As anyone who spends a lot of time online would know, Five Nights at Freddy’s became a breakout video game series in 2014. The basic game worked on a very simple premise: a night security guard, working at a haunted Chuck-E-Cheese restaurant, needed to strategically protect himself in an isolated security room by closing doors and keep sentiment animatronics from ambushing and killing him.
The game worked in-spite of its radically simple game design and became an enormous phenomena with seven official sequels, several spin-offs, novelizations and an enormous chain of merchandise.
Naturally, one of the outgrowths of the concept was an attempt to adapt a film from the franchise. Initially, Warner Brothers announced an adaptation in 2015 directed by Gil Kenan (Monster House, City of Ember, Poltergeist remake). Subsequently, that version of the film was scrapped and the film moved to Blumhouse where and adaptation directed by Christopher Columbus was pitched. As of 2021, the studio has gone back and forth with series creator Scott Cawthon and may go into production sometime this year.

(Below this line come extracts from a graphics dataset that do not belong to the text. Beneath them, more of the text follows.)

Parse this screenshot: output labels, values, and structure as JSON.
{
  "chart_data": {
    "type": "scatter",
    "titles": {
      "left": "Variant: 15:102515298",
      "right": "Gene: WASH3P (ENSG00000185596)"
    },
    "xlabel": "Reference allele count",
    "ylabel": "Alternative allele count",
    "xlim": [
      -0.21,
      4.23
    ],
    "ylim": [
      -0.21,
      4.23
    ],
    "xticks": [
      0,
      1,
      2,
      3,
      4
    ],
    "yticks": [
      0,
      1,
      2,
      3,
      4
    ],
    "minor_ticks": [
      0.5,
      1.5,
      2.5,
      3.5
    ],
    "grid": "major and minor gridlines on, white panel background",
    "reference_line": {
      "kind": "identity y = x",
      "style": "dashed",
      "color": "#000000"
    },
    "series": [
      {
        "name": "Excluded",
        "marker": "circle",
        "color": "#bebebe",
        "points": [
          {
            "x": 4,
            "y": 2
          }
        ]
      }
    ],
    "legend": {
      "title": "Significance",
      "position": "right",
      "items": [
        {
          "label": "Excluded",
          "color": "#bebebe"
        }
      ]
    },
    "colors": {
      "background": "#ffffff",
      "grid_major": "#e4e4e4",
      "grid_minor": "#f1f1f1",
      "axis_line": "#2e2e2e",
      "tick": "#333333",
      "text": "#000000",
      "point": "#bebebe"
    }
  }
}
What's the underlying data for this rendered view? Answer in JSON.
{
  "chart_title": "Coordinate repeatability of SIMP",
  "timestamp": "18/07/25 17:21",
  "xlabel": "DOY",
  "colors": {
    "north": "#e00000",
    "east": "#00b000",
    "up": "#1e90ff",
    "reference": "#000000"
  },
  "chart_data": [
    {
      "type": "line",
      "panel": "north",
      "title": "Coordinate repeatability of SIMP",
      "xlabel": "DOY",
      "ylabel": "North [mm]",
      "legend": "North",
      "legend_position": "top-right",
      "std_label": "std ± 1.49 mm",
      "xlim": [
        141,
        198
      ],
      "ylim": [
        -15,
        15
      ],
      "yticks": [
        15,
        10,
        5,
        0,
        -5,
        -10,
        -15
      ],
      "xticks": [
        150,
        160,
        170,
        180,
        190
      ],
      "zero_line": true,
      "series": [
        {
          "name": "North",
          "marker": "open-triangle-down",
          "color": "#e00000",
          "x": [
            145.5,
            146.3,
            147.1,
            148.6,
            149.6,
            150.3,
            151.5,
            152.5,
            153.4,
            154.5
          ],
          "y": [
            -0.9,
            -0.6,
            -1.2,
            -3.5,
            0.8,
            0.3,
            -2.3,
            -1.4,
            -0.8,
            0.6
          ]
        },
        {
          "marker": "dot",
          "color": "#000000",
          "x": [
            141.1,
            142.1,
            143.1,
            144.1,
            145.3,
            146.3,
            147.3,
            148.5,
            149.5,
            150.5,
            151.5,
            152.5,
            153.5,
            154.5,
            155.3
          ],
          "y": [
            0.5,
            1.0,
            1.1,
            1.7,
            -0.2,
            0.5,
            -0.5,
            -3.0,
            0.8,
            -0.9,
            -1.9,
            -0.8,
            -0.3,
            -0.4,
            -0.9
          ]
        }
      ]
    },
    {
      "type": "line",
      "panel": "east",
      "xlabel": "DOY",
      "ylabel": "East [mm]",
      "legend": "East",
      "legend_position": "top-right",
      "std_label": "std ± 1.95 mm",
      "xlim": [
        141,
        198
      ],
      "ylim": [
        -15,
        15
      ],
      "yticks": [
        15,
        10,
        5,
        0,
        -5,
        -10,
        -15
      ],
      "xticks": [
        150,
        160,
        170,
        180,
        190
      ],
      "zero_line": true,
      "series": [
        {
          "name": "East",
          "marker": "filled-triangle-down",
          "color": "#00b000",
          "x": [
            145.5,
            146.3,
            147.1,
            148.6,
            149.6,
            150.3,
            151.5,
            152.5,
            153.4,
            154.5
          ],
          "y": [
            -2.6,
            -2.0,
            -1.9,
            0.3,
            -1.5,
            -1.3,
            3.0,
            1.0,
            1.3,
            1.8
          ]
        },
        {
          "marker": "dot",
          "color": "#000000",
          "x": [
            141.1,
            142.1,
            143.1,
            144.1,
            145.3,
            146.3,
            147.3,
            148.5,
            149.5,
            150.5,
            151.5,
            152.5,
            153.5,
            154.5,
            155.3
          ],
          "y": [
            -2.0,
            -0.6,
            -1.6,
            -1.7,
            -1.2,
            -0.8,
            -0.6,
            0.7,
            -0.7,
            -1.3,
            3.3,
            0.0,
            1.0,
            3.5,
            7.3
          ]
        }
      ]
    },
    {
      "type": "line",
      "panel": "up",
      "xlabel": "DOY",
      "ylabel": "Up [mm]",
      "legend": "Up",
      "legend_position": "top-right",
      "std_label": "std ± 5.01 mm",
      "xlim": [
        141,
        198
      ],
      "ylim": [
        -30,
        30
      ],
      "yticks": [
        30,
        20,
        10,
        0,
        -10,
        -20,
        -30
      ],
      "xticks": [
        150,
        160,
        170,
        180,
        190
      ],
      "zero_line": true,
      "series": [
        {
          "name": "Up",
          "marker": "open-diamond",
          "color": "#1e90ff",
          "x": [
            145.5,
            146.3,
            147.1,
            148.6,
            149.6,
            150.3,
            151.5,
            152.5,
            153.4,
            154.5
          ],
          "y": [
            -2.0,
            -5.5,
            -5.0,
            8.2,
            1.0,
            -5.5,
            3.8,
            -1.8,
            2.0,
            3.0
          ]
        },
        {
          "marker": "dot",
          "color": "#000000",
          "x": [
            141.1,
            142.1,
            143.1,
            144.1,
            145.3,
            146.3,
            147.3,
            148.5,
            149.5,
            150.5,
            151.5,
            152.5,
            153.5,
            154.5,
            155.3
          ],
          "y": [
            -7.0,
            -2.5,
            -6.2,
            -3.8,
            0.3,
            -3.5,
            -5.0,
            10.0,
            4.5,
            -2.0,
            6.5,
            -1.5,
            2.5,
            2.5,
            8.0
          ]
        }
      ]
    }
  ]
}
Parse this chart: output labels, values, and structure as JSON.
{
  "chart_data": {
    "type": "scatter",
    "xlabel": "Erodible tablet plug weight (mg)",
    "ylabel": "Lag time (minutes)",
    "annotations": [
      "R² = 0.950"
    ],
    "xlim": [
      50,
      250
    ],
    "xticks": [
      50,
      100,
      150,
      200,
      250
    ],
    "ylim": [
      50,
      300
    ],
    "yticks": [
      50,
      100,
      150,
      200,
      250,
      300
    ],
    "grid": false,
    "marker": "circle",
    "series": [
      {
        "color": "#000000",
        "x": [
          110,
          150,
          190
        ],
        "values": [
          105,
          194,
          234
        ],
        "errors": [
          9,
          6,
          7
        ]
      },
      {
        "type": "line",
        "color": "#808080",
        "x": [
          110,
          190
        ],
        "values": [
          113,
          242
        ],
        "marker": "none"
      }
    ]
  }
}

Amusingly, the official adaptation of FnaF appears to have been beaten to cinemas by two unlikely ripoffs. The Banana Splits recently dropped and the second ripoff just drops on VOD and theaters.
Willy’s Wonderland is based on a 2015 short film that caught the attention of Nicolas Cage. He subsequently joined on the project as the star and producer and earned the film a small cult following before released. The premise seemingly borrowed the core concept of the game’s story and rebuilt it into a different kind of story.
Much like the game, the film is set in a haunted children’s arcade. The story follows an unnamed vagrant driving through a rural town when his career gets a flat tire. When the mechanic says he can only take cash, the man agrees to work a night job at the local arcade cleaning the place up in exchange for his car repairs.
As it quickly turns out, the animatronics are alive and want to kill him. Surprisingly, the unnamed man is unphased. He continues to do his job and systematically beats the animatronics into the dust one by one.
Willy’s Wonderland isn’t a great film. It’s dumb, contrived, atonal, cheap looking and wacky. It’s a pastiche of themes, ideas and concepts from completely different films and genres that don’t mesh well together and aren’t executed in such a way as to preserve the functionality of the original concept.
At the same time, it’s hard to deny the charm of the film’s premise. The movie is trying very hard to lean into the goofiness of its core concept. It almost works as a complete inversion of the premise of Five Nights at Freddy’s.
Almost…
There were at least half a dozen times when I was laughing at the film… although not necessarily with it…
The “subversion” of the premise of the game is a rather striking feature. It takes a rather straightforward suspense setup and rips it to shredds by essentially putting a slasher anti-hero in the room with eight slasher villains and letting them work out their problems directly.
It helps that Cage showed up with another one of his WEIRD performances to make the film somewhat notable. His “turn” as an Ash-style insane anti-hero isnt given any context or backstory so it doesn’t actually build anything into the narrative of the setup but he operating almost entirely on charisma. It’s amusing watching this beer swilling, pinball playing vigilante do his thing.
Nic Cage is easily the best aspect of the film.
I won’t say I don’t find that perversely fascinating. I love schlock films and Nic Cage’s recent career turn as a bad-s**t insane maniac in films like Mandy and Color Out of Space has been a career highlight.
The performance is made all the more weird by the fact that Cage doesn’t have a single line of dialog in the entire film. He’s operating his performance entirely at the level of physicality and somehow OWNS it! It’s dumb but he OWNs it!
Willy’s Wonderland isn’t much to actually write home about. As the RedLetterMedia guys pointed out in their review, the film mostly exists to astroturf a cheaply made cult-FNaF knockoff into commercial success. I didn’t find it boring but there’s nothing to work with in the film. There’s no real story, the performances surrounding Cage are horrible and the film looks incredibly cheap.
It’s, at best, a forgettable novelty.